Listen to Tango In The Night here.
“I knew that I was going to die”
Of all the bandmates’ individual projects, Stevie Nicks’ had proved by far the most successful, with her 1981 debut solo album, Bella Donna, comfortably outselling Mirage. Her cocaine use had spiralled out of control, however, as she told Uncut in 2003: “When I joined the band, the rock’n’roll life was a shock to my system. It’s so intense and so heavy, and being like Fleetwood Mac was like being in the Army. I was doing a lot of drugs just to get me through to the next thing.” After a 1986 solo tour had seen her reach rock bottom, Nicks checked in to the Betty Ford Clinic for treatment. “I knew I was going to die and I didn’t want to die,” she recalled. “So I was on my way… I did my 28 days and I came out and I was brilliant. I was as strong as an ox and I felt great.” Still, after successfully kicking cocaine at the clinic, Nicks was persuaded to see a psychiatrist, who prescribed the singer with Klonopin, a tranquiliser designed to curb any further impulses.
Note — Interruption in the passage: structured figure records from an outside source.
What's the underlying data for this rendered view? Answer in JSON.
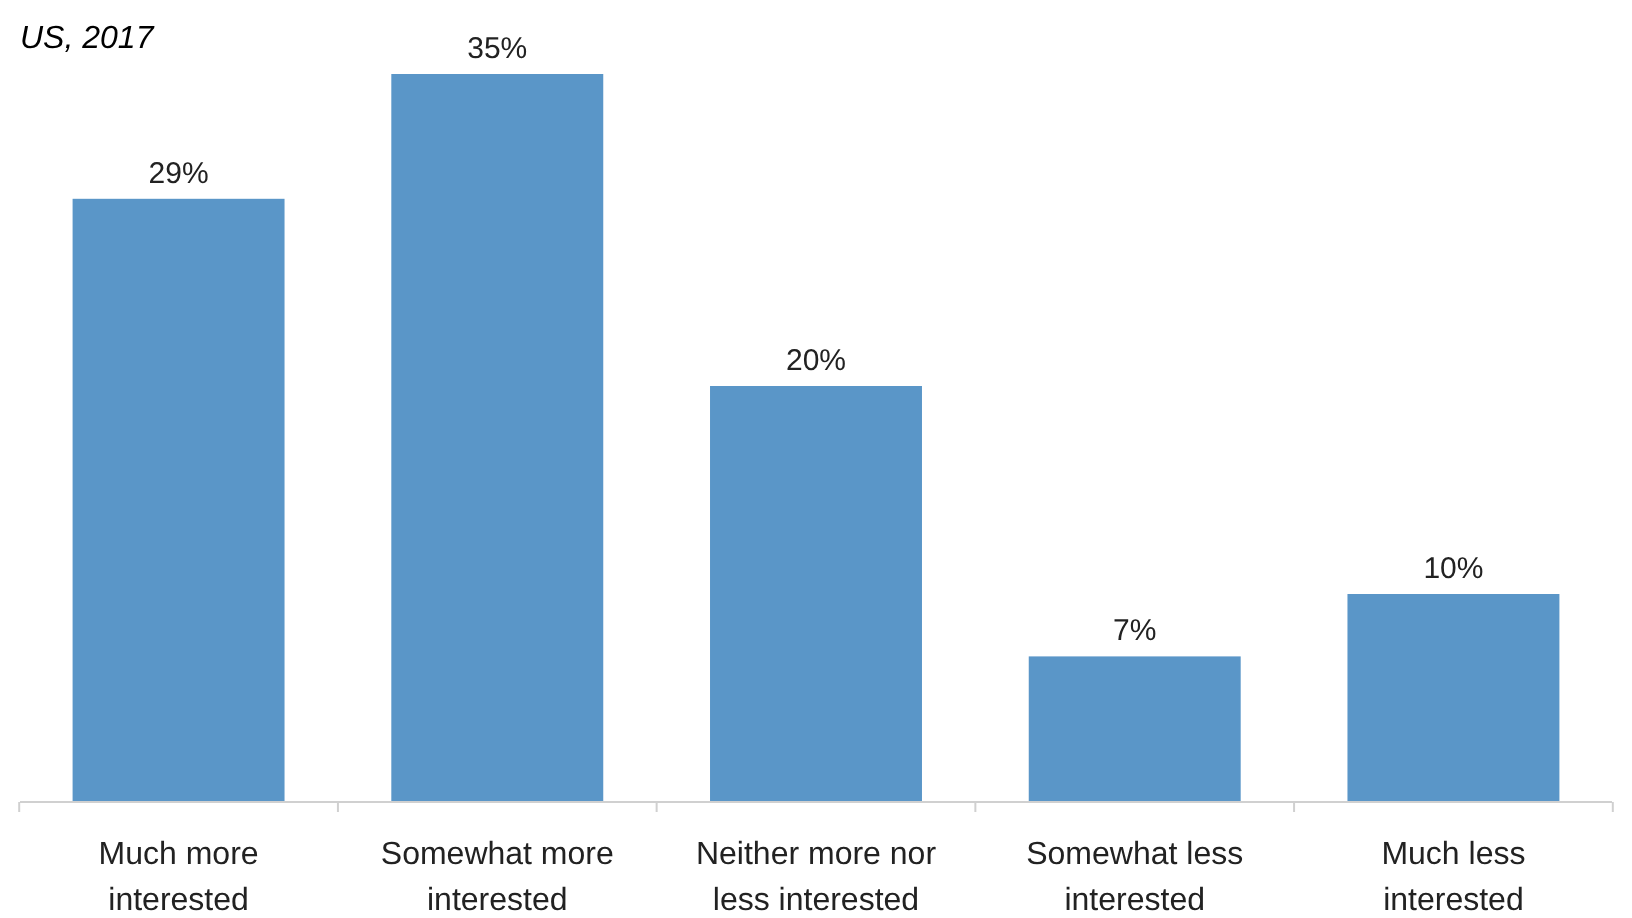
{
  "chart_data": {
    "type": "bar",
    "subtitle": "US, 2017",
    "categories": [
      "Much more interested",
      "Somewhat more interested",
      "Neither more nor less interested",
      "Somewhat less interested",
      "Much less interested"
    ],
    "values": [
      29,
      35,
      20,
      7,
      10
    ],
    "color": "#5a96c8",
    "value_labels": [
      "29%",
      "35%",
      "20%",
      "7%",
      "10%"
    ],
    "ylim": [
      0,
      35
    ],
    "tick_labels": "x"
  }
}
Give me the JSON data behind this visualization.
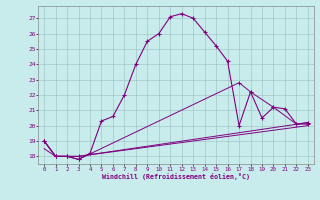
{
  "xlabel": "Windchill (Refroidissement éolien,°C)",
  "bg_color": "#c8ecec",
  "line_color": "#800080",
  "grid_color": "#9bbfbf",
  "xlim": [
    -0.5,
    23.5
  ],
  "ylim": [
    17.5,
    27.8
  ],
  "yticks": [
    18,
    19,
    20,
    21,
    22,
    23,
    24,
    25,
    26,
    27
  ],
  "xticks": [
    0,
    1,
    2,
    3,
    4,
    5,
    6,
    7,
    8,
    9,
    10,
    11,
    12,
    13,
    14,
    15,
    16,
    17,
    18,
    19,
    20,
    21,
    22,
    23
  ],
  "line1_x": [
    0,
    1,
    2,
    3,
    4,
    5,
    6,
    7,
    8,
    9,
    10,
    11,
    12,
    13,
    14,
    15,
    16,
    17,
    18,
    19,
    20,
    21,
    22,
    23
  ],
  "line1_y": [
    19,
    18,
    18,
    17.8,
    18.2,
    20.3,
    20.6,
    22,
    24,
    25.5,
    26,
    27.1,
    27.3,
    27,
    26.1,
    25.2,
    24.2,
    20.0,
    22.2,
    20.5,
    21.2,
    21.1,
    20.1,
    20.2
  ],
  "line2_x": [
    0,
    1,
    2,
    3,
    23
  ],
  "line2_y": [
    19,
    18,
    18,
    18,
    20.2
  ],
  "line3_x": [
    0,
    1,
    2,
    3,
    17,
    18,
    20,
    22,
    23
  ],
  "line3_y": [
    19,
    18,
    18,
    17.8,
    22.8,
    22.2,
    21.2,
    20.1,
    20.1
  ],
  "line4_x": [
    0,
    1,
    2,
    3,
    23
  ],
  "line4_y": [
    18.5,
    18.0,
    18.0,
    18.0,
    20.0
  ]
}
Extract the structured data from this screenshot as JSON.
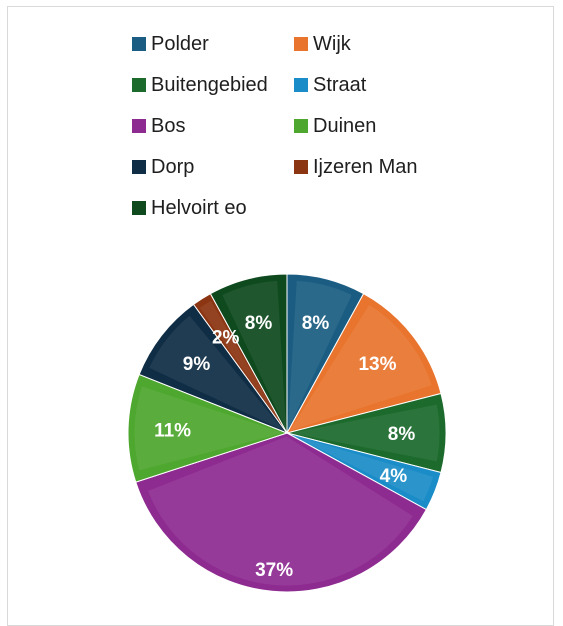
{
  "chart_data": {
    "type": "pie",
    "title": "",
    "legend_position": "top",
    "categories": [
      "Polder",
      "Wijk",
      "Buitengebied",
      "Straat",
      "Bos",
      "Duinen",
      "Dorp",
      "Ijzeren Man",
      "Helvoirt eo"
    ],
    "values": [
      8,
      13,
      8,
      4,
      37,
      11,
      9,
      2,
      8
    ],
    "labels": [
      "8%",
      "13%",
      "8%",
      "4%",
      "37%",
      "11%",
      "9%",
      "2%",
      "8%"
    ],
    "colors": [
      "#1b5d82",
      "#e8742d",
      "#1c6a2c",
      "#1a8cc7",
      "#8e2b91",
      "#4ea72e",
      "#0f2d45",
      "#8c3512",
      "#0e4a1e"
    ],
    "data_label_color": "#ffffff"
  }
}
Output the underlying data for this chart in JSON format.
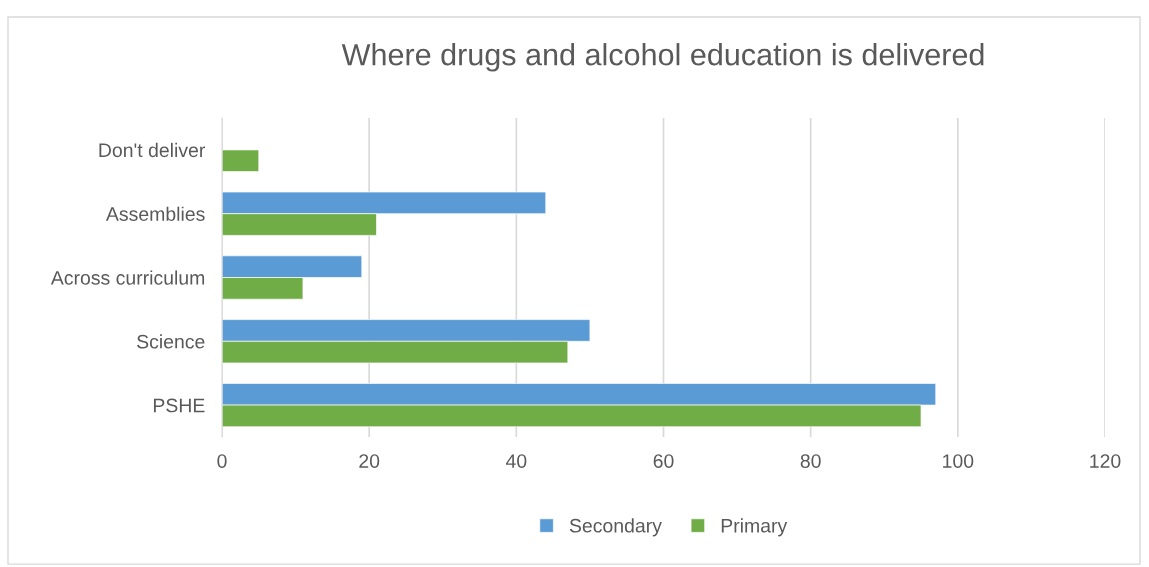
{
  "chart_data": {
    "type": "bar",
    "orientation": "horizontal",
    "title": "Where drugs and alcohol education is delivered",
    "categories": [
      "Don't deliver",
      "Assemblies",
      "Across curriculum",
      "Science",
      "PSHE"
    ],
    "series": [
      {
        "name": "Secondary",
        "color": "#5b9bd5",
        "values": [
          null,
          44,
          19,
          50,
          97
        ]
      },
      {
        "name": "Primary",
        "color": "#70ad47",
        "values": [
          5,
          21,
          11,
          47,
          95
        ]
      }
    ],
    "xlim": [
      0,
      120
    ],
    "xticks": [
      0,
      20,
      40,
      60,
      80,
      100,
      120
    ],
    "grid": "x",
    "legend": "bottom"
  }
}
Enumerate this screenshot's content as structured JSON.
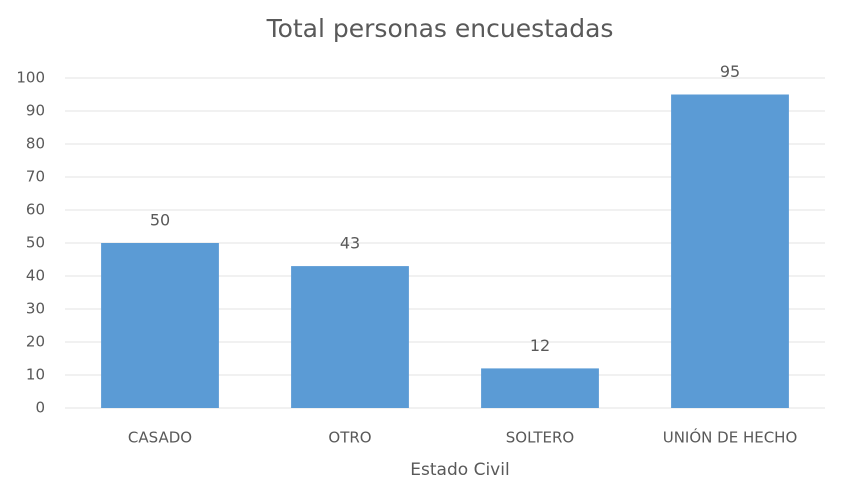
{
  "chart_data": {
    "type": "bar",
    "title": "Total personas encuestadas",
    "x_label": "Estado Civil",
    "categories": [
      "CASADO",
      "OTRO",
      "SOLTERO",
      "UNIÓN DE HECHO"
    ],
    "values": [
      50,
      43,
      12,
      95
    ],
    "color": "#5b9bd5",
    "ylim": [
      0,
      100
    ],
    "yticks": [
      0,
      10,
      20,
      30,
      40,
      50,
      60,
      70,
      80,
      90,
      100
    ],
    "grid": true
  }
}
Meanwhile, drummer Mick Fleetwood had plenty of problems of his own. Like Nicks, his cocaine use had taken hold and, along with a penchant for reckless spending, had left him in a perilous financial position. Having been relieved of his responsibilities as band manager, by 1984 the drummer’s taste for excess and a string of ill-advised investments – real estate, oil- and gas-drilling, cars – had left him with little option other than to file for bankruptcy.
“I think of it as our darkest period”
The rest of the band were in similar shape. “Everyone was at their worst, including myself,” Lindsay Buckingham admitted to Uncut. “We’d made the progression from what could be seen as an acceptable or excusable amount of drug use to a situation where we had all hit the wall. I think of it as our darkest period.” Indeed, John McVie had been busted at his Honolulu, Hawaii, home back in December 1981 for possession of drugs and firearms, and had developed a drinking problem which came to head when he suffered an alcohol-induced seizure in 1987.
Still, when Mick Fleetwood joined demo sessions for Linsey Buckingham’s third solo album, in 1986, the lure of getting the band back together outweighed the potential pitfalls. “I guess you could say the needs of the many outweighed the needs of the few,” Buckingham told Rolling Stone in 1987. Sessions for his album, which he’d started with engineer Greg Droman, were put on hold while Buckingham enlisted his trusted right-hand man, Richard Dashut (they’d worked together since 1973’s Buckingham Nicks), to co-produce the band recordings. Tango In The Night was underway.